I’ve been loving Rails BDD with Cucumber for the past year or so — it helps me focus on the next required step to build a feature in my application, and better focus equals better development velocity. However, one thing I found tedious in starting with Cucumber was defining route matchers in paths.rb.

The stock path_to method is implemented as a case statement, allowing you to add a case for each path you want to recognize. This works, but leaves you feeling a bit un-DRY since you’re basically duplicating information in your routes.rb file.
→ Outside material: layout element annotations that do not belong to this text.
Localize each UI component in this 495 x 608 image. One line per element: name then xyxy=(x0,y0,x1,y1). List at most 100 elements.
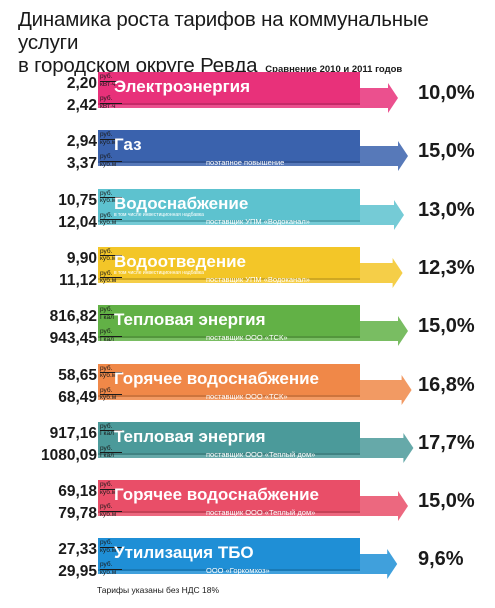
value-2010: 27,33 xyxy=(58,541,97,559)
tariff-row: 58,65 68,49 руб. куб.м руб. куб.м Горячее водо… xyxy=(0,354,495,416)
unit-numerator: руб. xyxy=(100,95,113,102)
unit-2010: руб. Гкал xyxy=(100,306,122,321)
value-2010: 58,65 xyxy=(58,366,97,384)
bar-2010 xyxy=(98,538,360,570)
bar-divider xyxy=(98,277,360,280)
unit-denominator: куб.м xyxy=(100,197,122,205)
tariff-row: 69,18 79,78 руб. куб.м руб. куб.м Горячее водо… xyxy=(0,470,495,532)
unit-2011: руб. Гкал xyxy=(100,328,122,344)
supplier-note: поставщик ООО «ТСК» xyxy=(206,333,288,343)
service-label: Горячее водоснабжение xyxy=(114,485,320,505)
tariff-row: 2,94 3,37 руб. куб.м руб. куб.м Газ поэтапное п… xyxy=(0,120,495,182)
tariff-bars xyxy=(98,538,398,580)
tariff-row: 2,20 2,42 руб. кВт·ч руб. кВт·ч Электроэнергия… xyxy=(0,62,495,124)
value-2011: 68,49 xyxy=(58,388,97,406)
value-2010: 69,18 xyxy=(58,483,97,501)
bar-2010 xyxy=(98,188,360,220)
unit-numerator: руб. xyxy=(100,306,113,314)
unit-2010: руб. куб.м xyxy=(100,540,122,554)
value-2010: 2,94 xyxy=(66,133,97,151)
title-line-2-text: в городском округе Ревда xyxy=(18,54,258,77)
service-label: Газ xyxy=(114,135,142,155)
unit-denominator: куб.м xyxy=(100,255,122,263)
supplier-note: поставщик УПМ «Водоканал» xyxy=(206,216,310,226)
bar-divider xyxy=(98,103,360,105)
unit-2010: руб. куб.м xyxy=(100,189,122,205)
unit-denominator: Гкал xyxy=(100,335,122,344)
value-2010: 917,16 xyxy=(49,424,97,442)
value-2011: 1080,09 xyxy=(40,446,97,464)
bar-2010 xyxy=(98,72,360,103)
unit-numerator: руб. xyxy=(100,211,113,219)
unit-numerator: руб. xyxy=(100,328,113,336)
bar-2010 xyxy=(98,246,360,278)
value-2010: 816,82 xyxy=(49,308,97,326)
tariff-bars xyxy=(98,480,408,522)
unit-numerator: руб. xyxy=(100,422,113,430)
bar-2010 xyxy=(98,130,360,162)
unit-denominator: куб.м xyxy=(100,372,122,380)
value-2011: 943,45 xyxy=(49,330,97,348)
tariff-bars xyxy=(98,421,414,463)
value-2011: 2,42 xyxy=(66,97,97,114)
unit-2010: руб. Гкал xyxy=(100,422,122,438)
bar-divider xyxy=(98,511,360,514)
unit-numerator: руб. xyxy=(100,131,113,139)
investment-note: в том числе инвестиционная надбавка xyxy=(114,269,204,276)
supplier-note: поставщик ООО «Теплый дом» xyxy=(206,449,316,459)
value-2010: 2,20 xyxy=(66,75,97,92)
tariff-bars xyxy=(98,246,403,288)
unit-numerator: руб. xyxy=(100,247,113,255)
unit-denominator: кВт·ч xyxy=(100,102,122,111)
bar-divider xyxy=(98,452,360,455)
tariff-bars xyxy=(98,130,408,172)
unit-denominator: Гкал xyxy=(100,452,122,460)
unit-numerator: руб. xyxy=(100,73,113,80)
tariff-bars xyxy=(98,188,404,230)
supplier-note: ООО «Горкомхоз» xyxy=(206,566,270,576)
value-2011: 11,12 xyxy=(59,271,97,289)
unit-numerator: руб. xyxy=(100,539,113,547)
tariff-row: 816,82 943,45 руб. Гкал руб. Гкал Тепловая эне… xyxy=(0,295,495,357)
tariff-row: 27,33 29,95 руб. куб.м руб. куб.м Утилизация Т… xyxy=(0,528,495,590)
unit-2011: руб. Гкал xyxy=(100,445,122,460)
footnote: Тарифы указаны без НДС 18% xyxy=(97,585,220,595)
unit-2011: руб. кВт·ч xyxy=(100,95,122,111)
chart-title: Динамика роста тарифов на коммунальные у… xyxy=(18,8,488,81)
unit-denominator: куб.м xyxy=(100,277,122,285)
value-2010: 9,90 xyxy=(66,249,97,267)
growth-percent: 16,8% xyxy=(418,373,475,396)
tariff-row: 9,90 11,12 руб. куб.м руб. куб.м Водоотведение… xyxy=(0,237,495,299)
unit-numerator: руб. xyxy=(100,503,113,511)
bar-divider xyxy=(98,394,360,397)
bar-divider xyxy=(98,161,360,164)
tariff-bars xyxy=(98,305,408,347)
growth-percent: 15,0% xyxy=(418,315,475,338)
bar-divider xyxy=(98,336,360,339)
growth-percent: 17,7% xyxy=(418,431,475,454)
unit-2011: руб. куб.м xyxy=(100,211,122,227)
service-label: Водоотведение xyxy=(114,251,246,271)
investment-note: в том числе инвестиционная надбавка xyxy=(114,211,204,218)
unit-denominator: куб.м xyxy=(100,160,122,169)
title-line-1: Динамика роста тарифов на коммунальные у… xyxy=(18,8,429,54)
unit-numerator: руб. xyxy=(100,481,113,489)
growth-percent: 15,0% xyxy=(418,140,475,163)
growth-percent: 10,0% xyxy=(418,82,475,104)
growth-percent: 9,6% xyxy=(418,548,464,571)
unit-numerator: руб. xyxy=(100,189,113,197)
unit-denominator: куб.м xyxy=(100,568,122,577)
supplier-note: поэтапное повышение xyxy=(206,158,285,168)
unit-denominator: Гкал xyxy=(100,430,122,438)
bar-2010 xyxy=(98,480,360,512)
unit-denominator: куб.м xyxy=(100,394,122,402)
unit-denominator: кВт·ч xyxy=(100,80,122,89)
value-2011: 12,04 xyxy=(58,213,97,231)
service-label: Электроэнергия xyxy=(114,77,251,96)
tariff-row: 917,16 1080,09 руб. Гкал руб. Гкал Тепловая эн… xyxy=(0,412,495,474)
unit-numerator: руб. xyxy=(100,269,113,277)
unit-numerator: руб. xyxy=(100,153,113,161)
unit-2010: руб. куб.м xyxy=(100,247,122,263)
unit-denominator: куб.м xyxy=(100,488,122,497)
service-label: Тепловая энергия xyxy=(114,310,266,330)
Here’s a quick hack to paths.rb that lets you leverage your existing routes:

change

else raise “Can’t find mapping from \”#{page_name}\" to a path.\n" + “Now, go and add a mapping in #{__FILE__}” end

to

else begin page_name =~ /the (.*) page/ path_components = $1.split(/\s+/) self.send(path_components.push(‘path’).join(‘_’).to_sym) rescue Object => e raise “Can’t find mapping from \”#{page_name}\" to a path.\n" + “Now, go and add a mapping in #{__FILE__}” end end

In your Cucumber steps, you can now use any named route that does not require a parameter. For example, users_path would become “the users page”, and new_product_path would become “the new product page”. As you add new resources, at least the index and new options should work out of the box — no further edits to paths.rb required!

UPDATE:

w00t!

This is now baked into cucumber-rails!